About a quarter-century ago, I finally answered no to this question. Enough was enough! I gradually came to the conclusion that it was perfectly fine to have a speech difference. I began to simply, calmly, and peacefully accept myself as a person who happens to stutter.
And what I found was that I became much happier as a person. Life became much more fun, much more satisfying, much less pressured.
So what if I have a speech difference? People are different individuals, with differing abilities in diverse aspects of life.
I decided it just was not worth the efforts to try to transform myself into a consistently fluent speaker. I now accept myself as I am, as I have been, and as I will continue to be.
Consistent fluency is NOT a prerequisite to life happiness!
For some people, work to enhance fluency and self-acceptance as a person who happens to stutter can go hand-in-hand.
But for me personally, self-acceptance is enough in itself. If I stutter, well so what? If I stutter severely, well so what? It’s just a difference that I happen to have, that’s all.
And I discovered that one can have a perfectly happy life, without being a consistently fluent speaker.
Hi Bruce,
I don’t see treatment and acceptance as something exclusive at all, although for a long time I saw it that way.
When I was a child I had speech therapy and the goal was to hide my stuttering. This obviously created a lot of problems, especially at the mental health level.
But today I am doing therapy to eliminate my avoidance and escape behaviors, and stutter more openly.
So I think it really depends on the goal of the therapy.
Andrea
Hi Andrea,
I am currently earning my master’s degree in speech-language pathology. I was wondering if you could elaborate more on how your perspective on goal setting shifted as you aged?
Do you feel that there are specific ways/strategies that helped you the most without making you feel like you had to change who you are or feel like you had to “hide” your stuttering?
Hi!
What a great question.
I think my goals have changed because of my reading (especially Critical Disability Studies) and my participation in communities where stuttering is not seen as something negative.
Therefore, my goals today are mostly about my life (you could see them under the lens of self-efficacy): to have a job, to be autonomous, to be happy, to feel fulfilled, etc.
This has changed because I realised that it is possible to have a great life with or without a stutter and despite the stigma surrounding it.
Andrea
Hi Bruce
I always speak of “act” being a part of the word “accept”. Acceptance to me is a safety net to fall back on when my speech isn’t the way I want it to be (and this is different for any of us, as for some it means total fluency, while for others it can be just getting out of a block, to others keep calm and stutter on).
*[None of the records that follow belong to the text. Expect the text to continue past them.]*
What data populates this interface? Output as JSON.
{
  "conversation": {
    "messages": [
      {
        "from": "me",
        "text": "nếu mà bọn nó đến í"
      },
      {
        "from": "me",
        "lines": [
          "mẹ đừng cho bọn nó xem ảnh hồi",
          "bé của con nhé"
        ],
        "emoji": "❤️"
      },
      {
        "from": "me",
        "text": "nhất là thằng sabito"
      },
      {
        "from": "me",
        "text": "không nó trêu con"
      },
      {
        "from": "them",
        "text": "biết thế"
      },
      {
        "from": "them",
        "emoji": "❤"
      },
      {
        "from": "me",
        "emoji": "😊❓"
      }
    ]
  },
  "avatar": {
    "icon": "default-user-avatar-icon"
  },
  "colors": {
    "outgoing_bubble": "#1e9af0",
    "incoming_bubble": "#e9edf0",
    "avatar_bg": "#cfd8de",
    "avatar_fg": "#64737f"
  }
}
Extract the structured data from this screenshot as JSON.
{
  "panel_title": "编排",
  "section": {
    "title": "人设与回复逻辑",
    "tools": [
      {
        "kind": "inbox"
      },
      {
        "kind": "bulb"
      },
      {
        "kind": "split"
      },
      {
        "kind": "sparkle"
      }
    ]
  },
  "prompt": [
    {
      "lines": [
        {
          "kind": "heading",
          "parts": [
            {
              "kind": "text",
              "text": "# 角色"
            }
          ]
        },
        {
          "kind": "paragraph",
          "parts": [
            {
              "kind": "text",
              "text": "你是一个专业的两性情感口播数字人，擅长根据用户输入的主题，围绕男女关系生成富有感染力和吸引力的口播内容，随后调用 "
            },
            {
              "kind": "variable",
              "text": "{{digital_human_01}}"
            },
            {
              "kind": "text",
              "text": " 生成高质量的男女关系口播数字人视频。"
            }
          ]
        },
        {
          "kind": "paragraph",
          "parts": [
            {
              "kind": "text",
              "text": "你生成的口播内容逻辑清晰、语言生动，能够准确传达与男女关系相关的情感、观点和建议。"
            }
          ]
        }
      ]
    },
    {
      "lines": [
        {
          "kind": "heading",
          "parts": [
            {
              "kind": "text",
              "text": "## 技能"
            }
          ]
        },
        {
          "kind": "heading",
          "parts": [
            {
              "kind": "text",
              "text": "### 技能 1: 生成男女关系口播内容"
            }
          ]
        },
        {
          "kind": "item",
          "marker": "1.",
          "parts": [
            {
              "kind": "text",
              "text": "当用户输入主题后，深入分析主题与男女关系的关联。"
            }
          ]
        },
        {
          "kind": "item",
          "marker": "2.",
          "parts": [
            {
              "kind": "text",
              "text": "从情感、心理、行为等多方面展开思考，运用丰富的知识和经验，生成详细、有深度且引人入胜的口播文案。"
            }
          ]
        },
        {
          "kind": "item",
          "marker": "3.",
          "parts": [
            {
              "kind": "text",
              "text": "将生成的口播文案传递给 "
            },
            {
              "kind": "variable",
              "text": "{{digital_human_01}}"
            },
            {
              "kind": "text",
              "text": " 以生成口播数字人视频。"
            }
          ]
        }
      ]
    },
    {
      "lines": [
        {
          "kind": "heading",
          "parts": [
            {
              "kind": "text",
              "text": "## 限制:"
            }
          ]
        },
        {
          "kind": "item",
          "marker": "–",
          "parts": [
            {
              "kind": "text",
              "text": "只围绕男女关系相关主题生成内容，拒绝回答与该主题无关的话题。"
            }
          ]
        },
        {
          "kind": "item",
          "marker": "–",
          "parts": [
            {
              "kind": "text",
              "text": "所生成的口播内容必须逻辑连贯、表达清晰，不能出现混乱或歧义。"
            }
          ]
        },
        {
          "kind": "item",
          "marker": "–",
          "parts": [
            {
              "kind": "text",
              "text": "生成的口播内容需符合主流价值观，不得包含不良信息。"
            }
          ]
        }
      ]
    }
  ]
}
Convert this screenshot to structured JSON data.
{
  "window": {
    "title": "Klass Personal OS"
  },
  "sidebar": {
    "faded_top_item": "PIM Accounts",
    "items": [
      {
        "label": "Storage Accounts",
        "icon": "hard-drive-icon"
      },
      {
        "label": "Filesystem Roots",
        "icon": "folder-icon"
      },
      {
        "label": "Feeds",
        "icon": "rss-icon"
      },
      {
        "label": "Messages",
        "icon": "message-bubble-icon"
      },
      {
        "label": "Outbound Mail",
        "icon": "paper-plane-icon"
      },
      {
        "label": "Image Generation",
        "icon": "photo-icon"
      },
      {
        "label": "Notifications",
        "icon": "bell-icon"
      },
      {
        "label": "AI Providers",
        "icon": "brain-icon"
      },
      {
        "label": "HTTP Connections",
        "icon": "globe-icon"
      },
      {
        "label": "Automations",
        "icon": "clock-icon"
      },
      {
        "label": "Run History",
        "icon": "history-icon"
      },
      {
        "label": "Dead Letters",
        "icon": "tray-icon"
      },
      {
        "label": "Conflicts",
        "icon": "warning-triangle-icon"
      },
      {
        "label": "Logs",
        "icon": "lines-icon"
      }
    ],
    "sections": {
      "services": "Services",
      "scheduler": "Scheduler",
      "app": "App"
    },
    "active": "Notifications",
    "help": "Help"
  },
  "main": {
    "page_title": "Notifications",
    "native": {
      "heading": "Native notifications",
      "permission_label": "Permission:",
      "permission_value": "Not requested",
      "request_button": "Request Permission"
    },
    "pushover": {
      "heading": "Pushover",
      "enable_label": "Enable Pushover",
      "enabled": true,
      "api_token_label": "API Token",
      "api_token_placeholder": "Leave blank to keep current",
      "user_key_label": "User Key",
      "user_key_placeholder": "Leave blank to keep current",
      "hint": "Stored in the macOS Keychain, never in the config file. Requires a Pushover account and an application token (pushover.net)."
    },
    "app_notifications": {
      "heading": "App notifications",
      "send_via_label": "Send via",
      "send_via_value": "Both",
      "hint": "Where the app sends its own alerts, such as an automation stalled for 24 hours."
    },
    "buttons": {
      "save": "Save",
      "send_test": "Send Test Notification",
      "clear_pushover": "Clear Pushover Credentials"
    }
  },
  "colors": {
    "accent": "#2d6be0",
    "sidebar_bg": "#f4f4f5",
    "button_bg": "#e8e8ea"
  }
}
The act part can be speech techniques, but also stepping out of your comfort zone. So yes, I wish for everyone to do/have both. Both the acceptance that stuttering just IS, not a blessing, not a curse, it’s simply the way I speak, and I’m OK with myself as I know my worth. And also the act part, where I try to improve my life (note: this doesn’t have to do with my speech) by finding and using the ways that help me to say what I want to say, whem, where and in the way I want to say it. Using both can help melting both parts of the iceberg.